# $a_n= \sqrt{n^2-1}-n$ superior and inferior limits

I'm given the succession $$a_n= \sqrt{n^2-1}-n$$ and I should find the superior limit $$\limsup_{n \to \infty}a_n$$ and the inferior limit $$\liminf_{n \to \infty}a_n$$

This succession is defined $$\forall n \ge 1$$ , $$n \in N$$

if $$n=1, a_1=-1$$;

if $$n=2, a_2=\sqrt{3}-2$$;

if $$n=3, a_3=\sqrt{8}-3$$;

if $$n=4, a_3=\sqrt{15}-4$$

....

$$\sqrt{n^2-1}< n \rightarrow \sqrt{n^2-1}- n <0 \rightarrow a_n<0, \forall n \ge1$$

$$\lim_{n \to \infty}a_n = 0$$

and considering the real function , its derivative is strictily positive.
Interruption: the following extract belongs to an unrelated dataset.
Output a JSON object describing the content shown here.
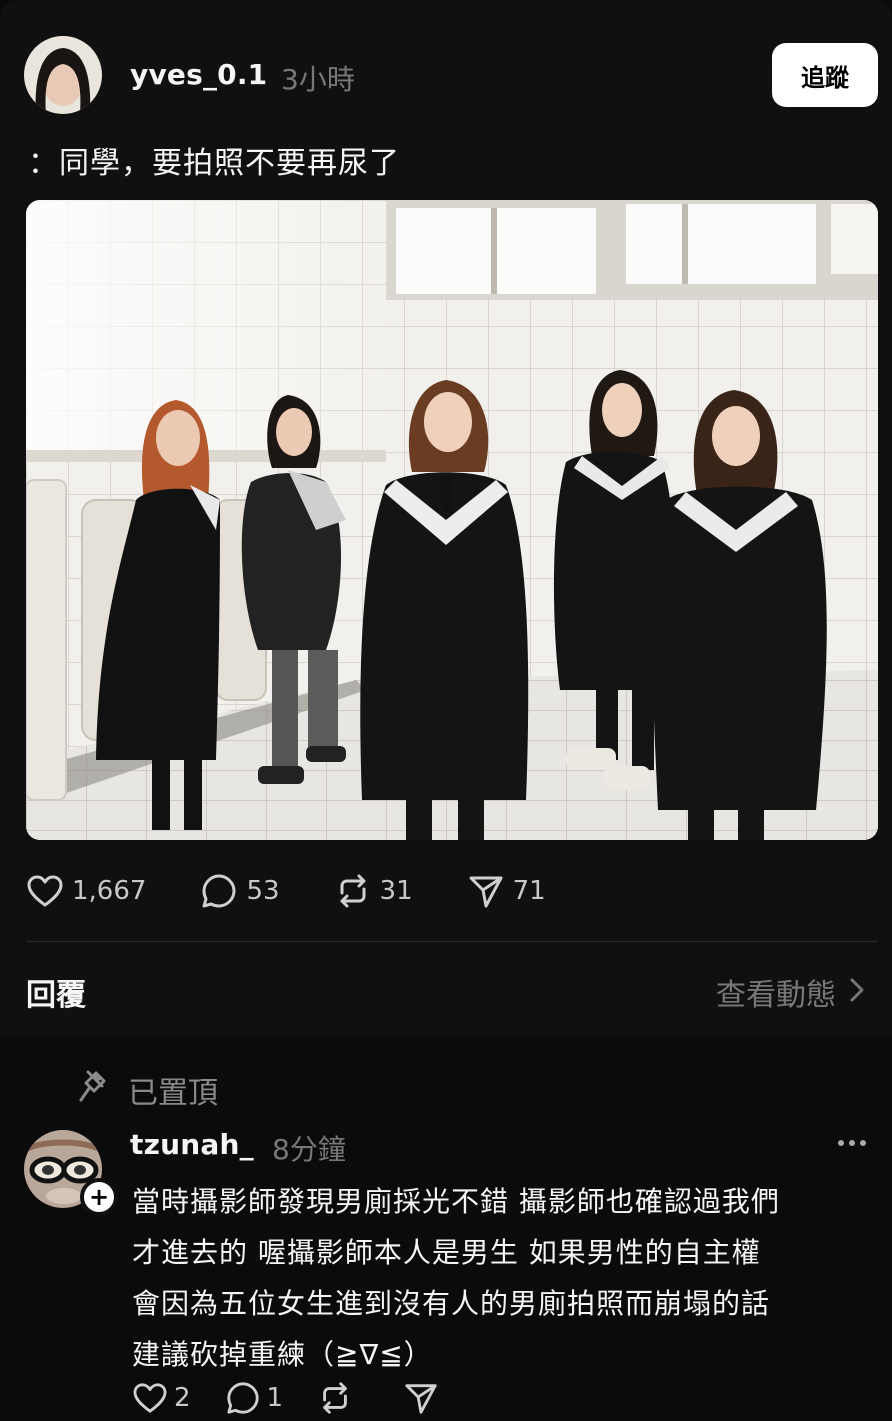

In my opinion it should be $$\limsup_{n \to \infty}a_n=0$$

$$\liminf_{n \to \infty}a_n=-1$$

Is it right?

• Write it as $\sqrt{n^2-1}-n=\left(\sqrt{n^2-1}-n\right)\frac{\sqrt{n^2-1}+n}{\sqrt{n^2-1}+n}=\frac{-1}{\sqrt{n^2-1}+n}$ Dec 27, 2019 at 15:26
• In my opinion, they're both $0$ Dec 27, 2019 at 15:28
• You can evaluate the regular limit of the sequence which would imply the limit superior and inferior are equal to it. Dec 27, 2019 at 15:29
• @bjorn93 so if the succession has a limit,is this limit the superior and inferior limit?
– Anne
Dec 27, 2019 at 15:49
• The limit of a sequence exists if and only if both its limit superior and limit inferior exist and they are equal Dec 27, 2019 at 15:50

Since$$\lim_{n\to\infty}\sqrt{n^2+1}-n=\lim_{n\to\infty}\frac1{\sqrt{n^2+1}+n}=0,$$you have$$\limsup_{n\to\infty}\sqrt{n^2+1}-n=\liminf_{n\to\infty}\sqrt{n^2+1}-n=0.$$